Castillo I, Bartolomé J, Quiroga J A, Carreño V
Department of Gastroenterology, Fundación Jiménez Díaz, Madrid, Spain.
J Virol Methods. 1992 Jul;38(1):71-9. doi: 10.1016/0166-0934(92)90170-i.
Different methods for the isolation of hepatitis C virus RNA and several sets of primers from the 5' untranslated, core, NS3, NS3/NS4 and NS5 regions of the hepatitis C virus genome were used for the detection of the viral genome by the polymerase chain reaction. Serum samples from 10 patients with chronic hepatitis C and 10 healthy controls were studied. The best method for the RNA extraction was with cold guanidinium isothiocyanate followed by a denaturation step prior to the polymerase chain reaction.
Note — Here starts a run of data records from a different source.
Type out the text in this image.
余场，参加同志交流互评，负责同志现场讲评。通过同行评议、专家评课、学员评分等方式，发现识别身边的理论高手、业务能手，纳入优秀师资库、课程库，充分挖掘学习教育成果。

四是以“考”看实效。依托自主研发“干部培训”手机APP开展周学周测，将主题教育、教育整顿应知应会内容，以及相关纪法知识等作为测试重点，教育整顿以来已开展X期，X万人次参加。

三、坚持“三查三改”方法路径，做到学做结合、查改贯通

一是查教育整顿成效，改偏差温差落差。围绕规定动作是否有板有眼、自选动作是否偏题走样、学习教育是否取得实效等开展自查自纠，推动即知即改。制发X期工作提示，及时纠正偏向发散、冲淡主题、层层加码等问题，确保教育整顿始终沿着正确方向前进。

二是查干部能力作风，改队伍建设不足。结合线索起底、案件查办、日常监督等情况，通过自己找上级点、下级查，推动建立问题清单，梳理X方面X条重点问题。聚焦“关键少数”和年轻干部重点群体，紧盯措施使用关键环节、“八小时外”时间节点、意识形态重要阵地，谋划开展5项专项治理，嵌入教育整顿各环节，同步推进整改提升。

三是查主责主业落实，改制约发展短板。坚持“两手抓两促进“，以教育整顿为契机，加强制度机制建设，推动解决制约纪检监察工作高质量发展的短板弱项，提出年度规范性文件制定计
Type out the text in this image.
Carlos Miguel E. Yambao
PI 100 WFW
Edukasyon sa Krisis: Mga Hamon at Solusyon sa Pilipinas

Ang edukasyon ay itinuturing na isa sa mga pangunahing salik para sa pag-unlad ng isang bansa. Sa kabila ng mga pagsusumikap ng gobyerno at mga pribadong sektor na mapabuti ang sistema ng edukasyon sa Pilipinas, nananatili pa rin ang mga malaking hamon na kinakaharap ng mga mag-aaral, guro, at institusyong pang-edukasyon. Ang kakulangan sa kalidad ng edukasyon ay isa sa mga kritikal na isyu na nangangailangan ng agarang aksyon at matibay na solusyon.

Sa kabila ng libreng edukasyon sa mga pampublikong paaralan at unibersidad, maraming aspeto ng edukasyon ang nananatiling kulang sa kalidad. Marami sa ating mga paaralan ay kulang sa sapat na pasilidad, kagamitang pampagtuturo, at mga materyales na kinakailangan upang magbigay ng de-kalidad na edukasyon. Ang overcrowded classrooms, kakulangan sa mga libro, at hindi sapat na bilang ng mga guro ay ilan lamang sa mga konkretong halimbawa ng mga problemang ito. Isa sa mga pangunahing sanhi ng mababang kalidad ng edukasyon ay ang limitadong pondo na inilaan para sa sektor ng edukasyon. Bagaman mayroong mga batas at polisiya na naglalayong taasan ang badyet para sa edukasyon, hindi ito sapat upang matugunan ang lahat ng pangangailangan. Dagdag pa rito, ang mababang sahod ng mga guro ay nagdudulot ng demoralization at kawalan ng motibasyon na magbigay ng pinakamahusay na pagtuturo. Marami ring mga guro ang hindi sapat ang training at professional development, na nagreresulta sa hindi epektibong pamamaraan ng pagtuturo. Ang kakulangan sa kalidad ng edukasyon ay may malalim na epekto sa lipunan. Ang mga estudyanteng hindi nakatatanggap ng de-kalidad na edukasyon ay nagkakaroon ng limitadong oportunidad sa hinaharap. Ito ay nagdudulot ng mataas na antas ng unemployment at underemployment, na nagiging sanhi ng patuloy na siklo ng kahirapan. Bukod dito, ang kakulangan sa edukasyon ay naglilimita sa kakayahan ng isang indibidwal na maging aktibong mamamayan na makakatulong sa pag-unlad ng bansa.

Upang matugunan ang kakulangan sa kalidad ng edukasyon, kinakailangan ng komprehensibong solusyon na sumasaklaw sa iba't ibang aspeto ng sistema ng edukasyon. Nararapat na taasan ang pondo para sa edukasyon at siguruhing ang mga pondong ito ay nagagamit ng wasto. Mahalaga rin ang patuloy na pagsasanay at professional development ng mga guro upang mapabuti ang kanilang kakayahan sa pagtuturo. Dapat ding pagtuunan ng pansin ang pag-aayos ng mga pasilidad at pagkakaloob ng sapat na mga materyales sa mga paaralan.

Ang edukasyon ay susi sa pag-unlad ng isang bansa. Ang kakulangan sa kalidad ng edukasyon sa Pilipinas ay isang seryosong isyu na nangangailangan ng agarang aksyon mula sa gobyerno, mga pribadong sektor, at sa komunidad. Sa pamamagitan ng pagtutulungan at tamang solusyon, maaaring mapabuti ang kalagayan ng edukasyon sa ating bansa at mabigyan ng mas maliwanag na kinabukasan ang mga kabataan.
Using this method, the percentage of positivity to hepatitis C virus sequences in serum depending on the region amplified were: 5' untranslated, 90%; Core, 20%; NS3, 80%; NS3/NS4, 60% and NS5, 60%.
采用不同方法从丙型肝炎病毒基因组的5'非编码区、核心区、NS3区、NS3/NS4区和NS5区分离丙型肝炎病毒RNA及几组引物,通过聚合酶链反应检测病毒基因组。研究了10例慢性丙型肝炎患者和10例健康对照者的血清样本。RNA提取的最佳方法是使用冷异硫氰酸胍,然后在聚合酶链反应之前进行变性步骤。使用该方法,血清中丙型肝炎病毒序列的阳性率根据扩增区域不同分别为:5'非编码区90%;核心区20%;NS3区80%;NS3/NS4区60%;NS5区60%。